Agreement also exists on deepening cooperation with NATO in a number of commonly identified areas of mutual interest. This is also a field that presents a challenge, taking into account the different nature of each institution and the prevailing political sensitivities of certain Member States. Practical cooperation is exercised at the tactical level, by solving problems on the ground and maximising the effectiveness of the respective missions and operations.

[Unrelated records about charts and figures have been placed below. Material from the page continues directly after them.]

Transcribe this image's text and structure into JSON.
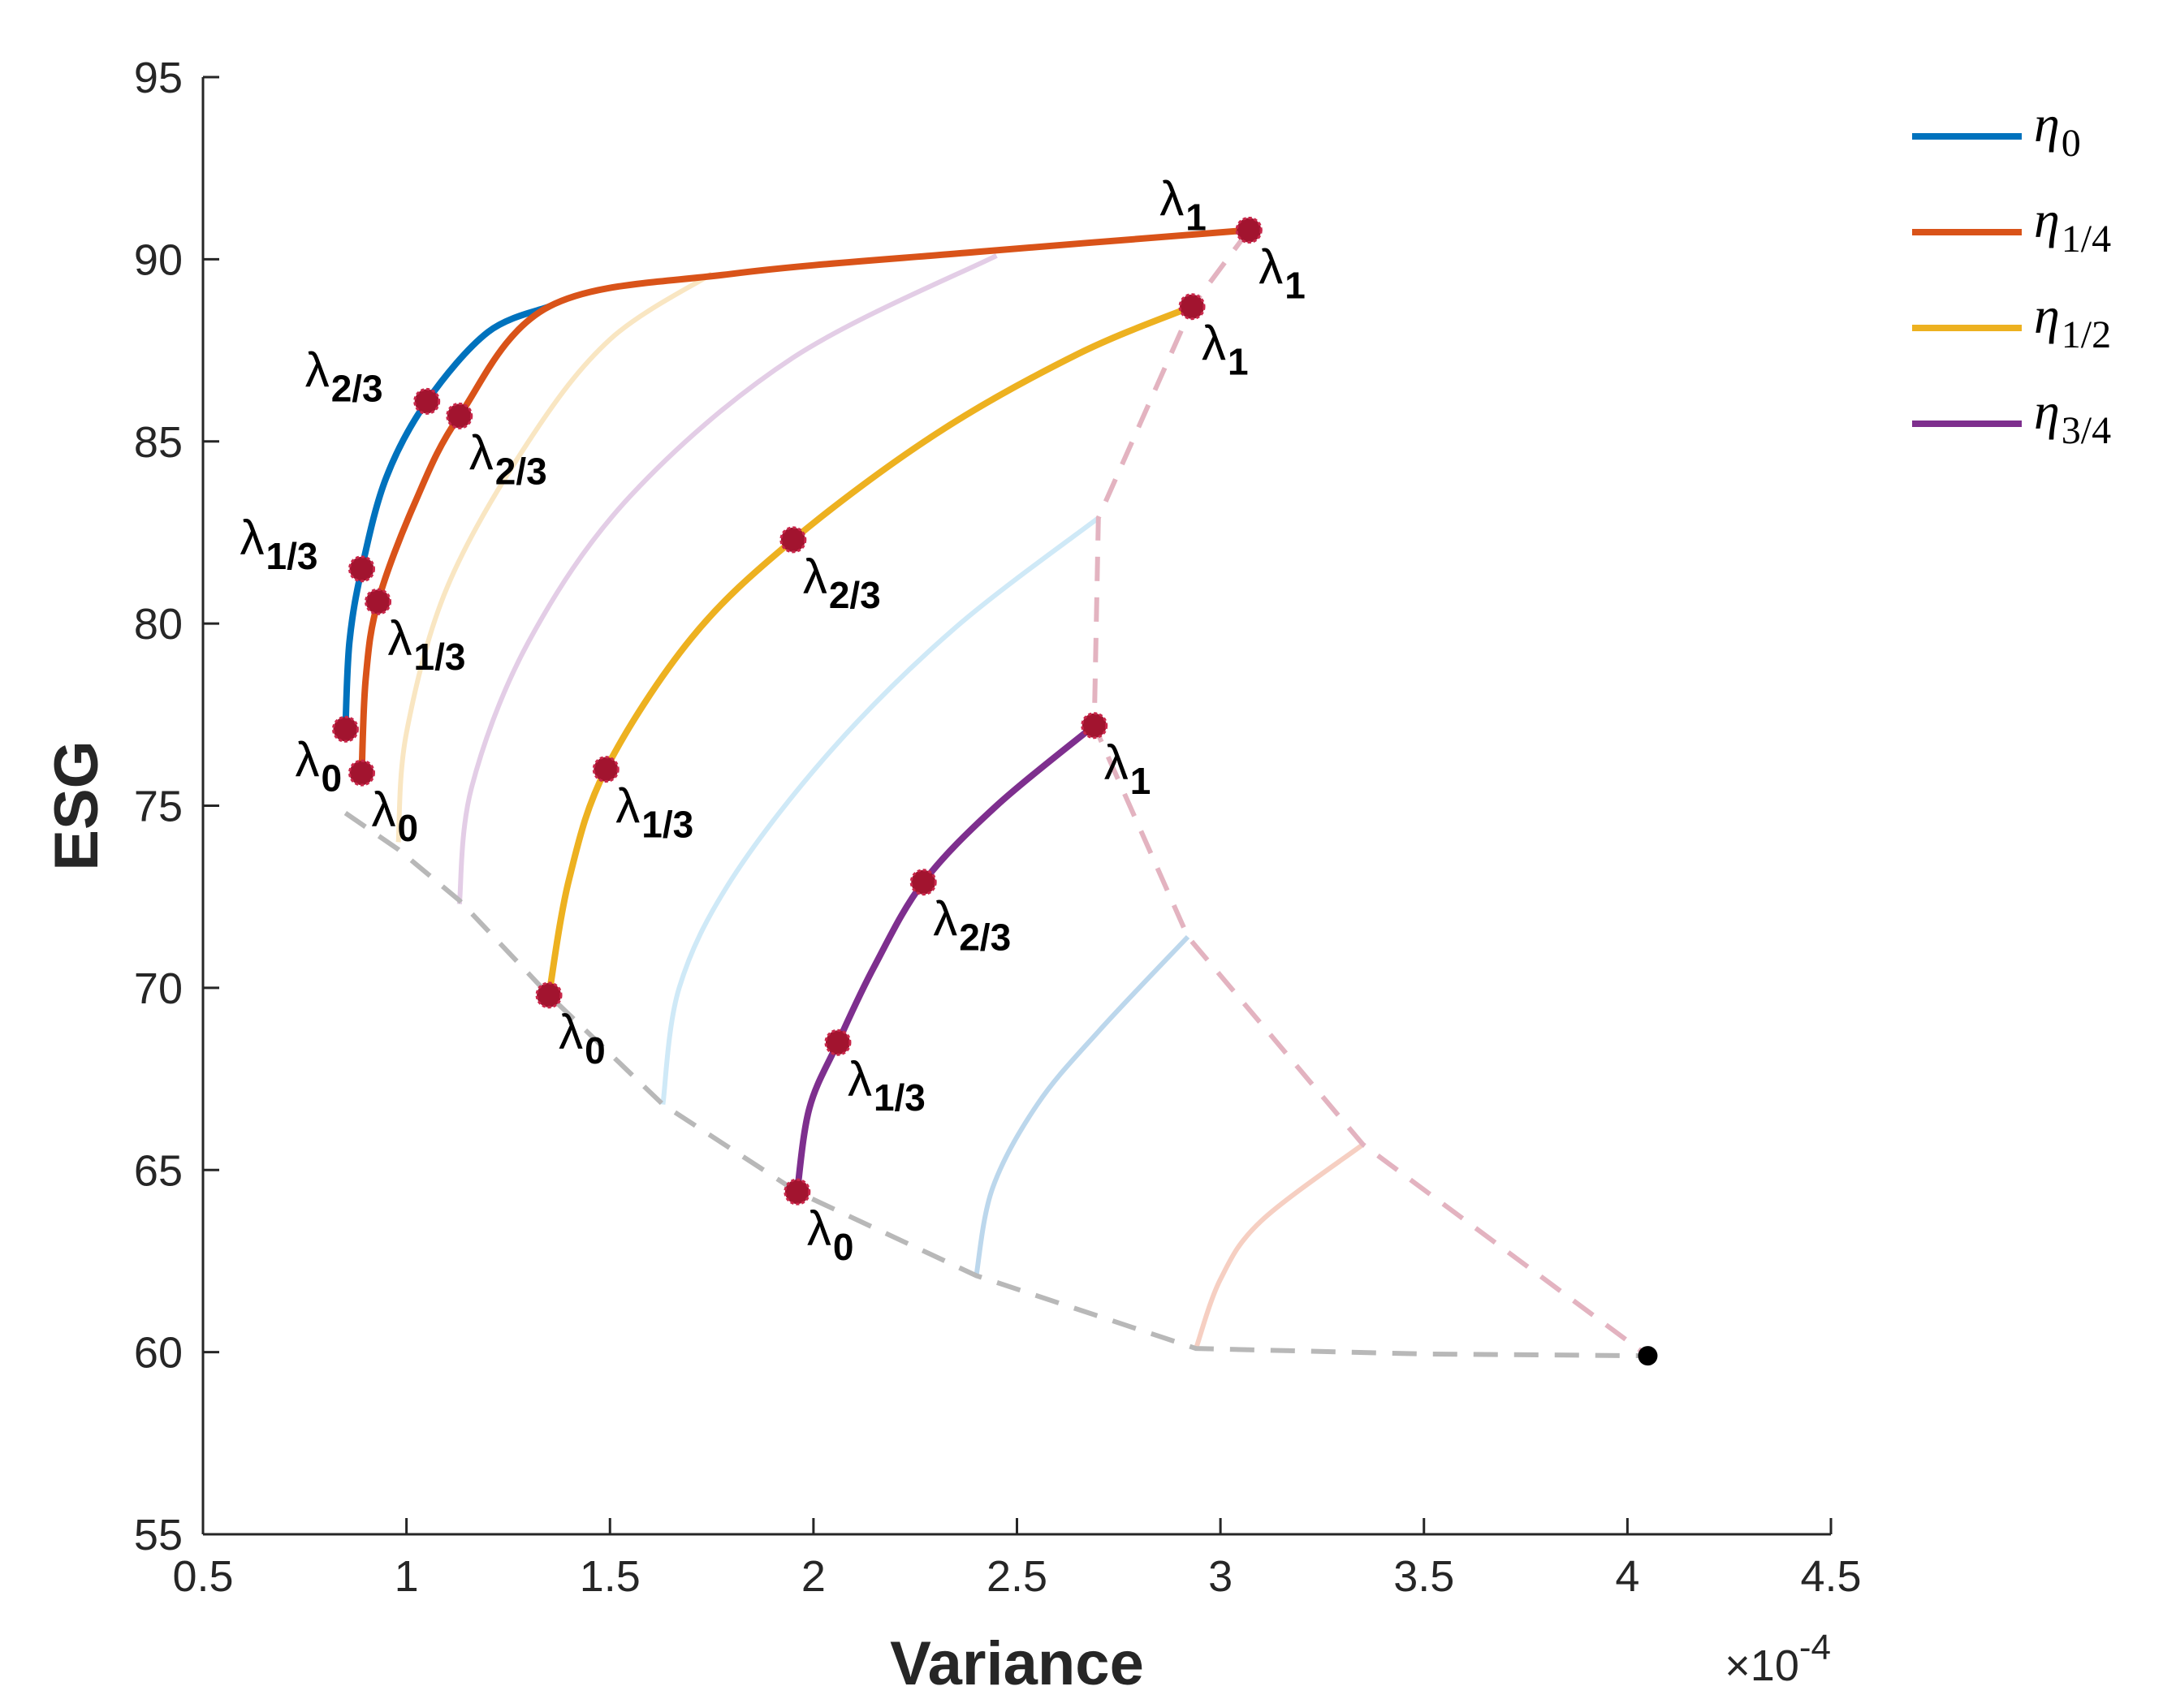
{
  "chart_data": {
    "type": "line",
    "xlabel": "Variance",
    "ylabel": "ESG",
    "x_exponent_label": "×10",
    "x_exponent_power": "-4",
    "xlim": [
      0.5,
      4.5
    ],
    "ylim": [
      55,
      95
    ],
    "xticks": [
      "0.5",
      "1",
      "1.5",
      "2",
      "2.5",
      "3",
      "3.5",
      "4",
      "4.5"
    ],
    "yticks": [
      "55",
      "60",
      "65",
      "70",
      "75",
      "80",
      "85",
      "90",
      "95"
    ],
    "colors": {
      "eta0": "#0072BD",
      "eta14": "#D95319",
      "eta12": "#EDB120",
      "eta34": "#7E2F8E",
      "marker": "#A2142F",
      "gray_dash": "#b8b8b8",
      "pink_dash": "#e3b3c0"
    },
    "legend": [
      {
        "symbol": "η",
        "sub": "0",
        "color": "#0072BD"
      },
      {
        "symbol": "η",
        "sub": "1/4",
        "color": "#D95319"
      },
      {
        "symbol": "η",
        "sub": "1/2",
        "color": "#EDB120"
      },
      {
        "symbol": "η",
        "sub": "3/4",
        "color": "#7E2F8E"
      }
    ],
    "series": [
      {
        "name": "η0",
        "color": "#0072BD",
        "curve": [
          [
            0.85,
            77.1
          ],
          [
            0.86,
            79.5
          ],
          [
            0.89,
            81.5
          ],
          [
            0.95,
            84.0
          ],
          [
            1.05,
            86.1
          ],
          [
            1.2,
            88.0
          ],
          [
            1.35,
            88.7
          ]
        ],
        "markers": [
          {
            "x": 0.85,
            "y": 77.1,
            "label": "λ",
            "sub": "0",
            "side": "bl"
          },
          {
            "x": 0.89,
            "y": 81.5,
            "label": "λ",
            "sub": "1/3",
            "side": "tl"
          },
          {
            "x": 1.05,
            "y": 86.1,
            "label": "λ",
            "sub": "2/3",
            "side": "tl"
          }
        ]
      },
      {
        "name": "η1/4",
        "color": "#D95319",
        "curve": [
          [
            0.89,
            75.9
          ],
          [
            0.9,
            78.5
          ],
          [
            0.93,
            80.6
          ],
          [
            1.02,
            83.3
          ],
          [
            1.13,
            85.7
          ],
          [
            1.35,
            88.7
          ],
          [
            1.8,
            89.6
          ],
          [
            2.4,
            90.2
          ],
          [
            3.07,
            90.8
          ]
        ],
        "markers": [
          {
            "x": 0.89,
            "y": 75.9,
            "label": "λ",
            "sub": "0",
            "side": "br"
          },
          {
            "x": 0.93,
            "y": 80.6,
            "label": "λ",
            "sub": "1/3",
            "side": "br"
          },
          {
            "x": 1.13,
            "y": 85.7,
            "label": "λ",
            "sub": "2/3",
            "side": "br"
          },
          {
            "x": 3.07,
            "y": 90.8,
            "label": "λ",
            "sub": "1",
            "side": "tl"
          },
          {
            "x": 3.07,
            "y": 90.8,
            "label": "λ",
            "sub": "1",
            "side": "br"
          }
        ]
      },
      {
        "name": "η1/2",
        "color": "#EDB120",
        "curve": [
          [
            1.35,
            69.8
          ],
          [
            1.4,
            73.0
          ],
          [
            1.49,
            76.0
          ],
          [
            1.7,
            79.6
          ],
          [
            1.95,
            82.3
          ],
          [
            2.3,
            85.2
          ],
          [
            2.65,
            87.4
          ],
          [
            2.93,
            88.7
          ]
        ],
        "markers": [
          {
            "x": 1.35,
            "y": 69.8,
            "label": "λ",
            "sub": "0",
            "side": "br"
          },
          {
            "x": 1.49,
            "y": 76.0,
            "label": "λ",
            "sub": "1/3",
            "side": "br"
          },
          {
            "x": 1.95,
            "y": 82.3,
            "label": "λ",
            "sub": "2/3",
            "side": "br"
          },
          {
            "x": 2.93,
            "y": 88.7,
            "label": "λ",
            "sub": "1",
            "side": "br"
          }
        ]
      },
      {
        "name": "η3/4",
        "color": "#7E2F8E",
        "curve": [
          [
            1.96,
            64.4
          ],
          [
            1.99,
            66.7
          ],
          [
            2.06,
            68.5
          ],
          [
            2.15,
            70.6
          ],
          [
            2.27,
            72.9
          ],
          [
            2.45,
            75.0
          ],
          [
            2.69,
            77.2
          ]
        ],
        "markers": [
          {
            "x": 1.96,
            "y": 64.4,
            "label": "λ",
            "sub": "0",
            "side": "br"
          },
          {
            "x": 2.06,
            "y": 68.5,
            "label": "λ",
            "sub": "1/3",
            "side": "br"
          },
          {
            "x": 2.27,
            "y": 72.9,
            "label": "λ",
            "sub": "2/3",
            "side": "br"
          },
          {
            "x": 2.69,
            "y": 77.2,
            "label": "λ",
            "sub": "1",
            "side": "br"
          }
        ]
      }
    ],
    "faint_curves": [
      {
        "color": "#f9e6c2",
        "points": [
          [
            0.98,
            74.0
          ],
          [
            1.0,
            77.0
          ],
          [
            1.1,
            81.0
          ],
          [
            1.3,
            85.0
          ],
          [
            1.5,
            87.8
          ],
          [
            1.75,
            89.6
          ]
        ]
      },
      {
        "color": "#e3cde6",
        "points": [
          [
            1.13,
            72.3
          ],
          [
            1.16,
            75.5
          ],
          [
            1.3,
            79.5
          ],
          [
            1.55,
            83.5
          ],
          [
            1.95,
            87.3
          ],
          [
            2.45,
            90.1
          ]
        ]
      },
      {
        "color": "#cfe9f7",
        "points": [
          [
            1.63,
            66.8
          ],
          [
            1.67,
            70.0
          ],
          [
            1.8,
            73.0
          ],
          [
            2.05,
            76.6
          ],
          [
            2.35,
            79.9
          ],
          [
            2.7,
            82.9
          ]
        ]
      },
      {
        "color": "#bcd7ec",
        "points": [
          [
            2.4,
            62.1
          ],
          [
            2.44,
            64.5
          ],
          [
            2.55,
            66.8
          ],
          [
            2.7,
            68.8
          ],
          [
            2.92,
            71.4
          ]
        ]
      },
      {
        "color": "#f6cfc2",
        "points": [
          [
            2.94,
            60.1
          ],
          [
            3.0,
            62.0
          ],
          [
            3.1,
            63.6
          ],
          [
            3.35,
            65.7
          ]
        ]
      }
    ],
    "gray_dashed": [
      [
        0.85,
        74.8
      ],
      [
        0.98,
        73.8
      ],
      [
        1.13,
        72.4
      ],
      [
        1.35,
        69.8
      ],
      [
        1.63,
        66.8
      ],
      [
        1.96,
        64.4
      ],
      [
        2.4,
        62.1
      ],
      [
        2.94,
        60.1
      ],
      [
        3.5,
        59.95
      ],
      [
        4.05,
        59.9
      ]
    ],
    "pink_dashed": [
      [
        3.07,
        90.8
      ],
      [
        2.93,
        88.7
      ],
      [
        2.7,
        82.9
      ],
      [
        2.69,
        77.2
      ],
      [
        2.92,
        71.4
      ],
      [
        3.35,
        65.7
      ],
      [
        4.05,
        59.9
      ]
    ],
    "end_point": {
      "x": 4.05,
      "y": 59.9,
      "color": "#000000"
    }
  }
}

INTERNAL AND EXTERNAL SECURITY

The blurring of the boundaries of the traditional internal/external security division and the acknowledgement of the need to address the internal/external security nexus demand, rather than require, closer cooperation between the military and security forces. This has already been witnessed in a number of Member States, which mobilised their national Armed Forces in order to respond to situations such as the migrant crisis, whose intensity overwhelmed the capacities of the responsible civilian authorities. In the future there may be a request for an EU military mission to provide this kind of support to a Member State, as some have already implied.

The invocation of Article 42.(7) (mutual assistance clause) of the TEU by France, following the deadly November 2015 terrorist attacks in Paris raised the issue and fuelled discussions about the ways in which the European Union might provide assistance to a Member State in a similar situation in the future. This discussion also included Article 222 (the solidarity clause) of the TFEU.

The explicit reference of the latter to the use of the military resources available to the European Union (‘[…] mobilise all the instruments at its disposal, including the military resources made available by the Member States […]’), presents an additional opportunity to reflect on the ways this could be made possible, in particular because Article 222 TFEU is not part of the Common Security and Defence Policy and therefore does not fall under the responsibility of the EUMC.

EU: GLOBAL ACTOR AND SECURITY PROVIDER

The European Union is a global actor and a security provider. As such it enjoys great respect and is highly regarded. Nevertheless, this cannot be taken for granted: an actor’s position in the international system and its relative power is constantly evaluated and recalculated, based upon its decisions and its positions. In the contemporary security environment, characterised by instability and revisionism, new actors – state and non-state alike – have emerged. If the European Union wishes to be acclaimed as a respected security provider it needs to decisively and convincingly position itself as such. At the conceptual level, the presentation of the EU Global Strategy on Foreign and Security Policy and the Implementation Plan on Security and Defence was very timely. It is now time for action.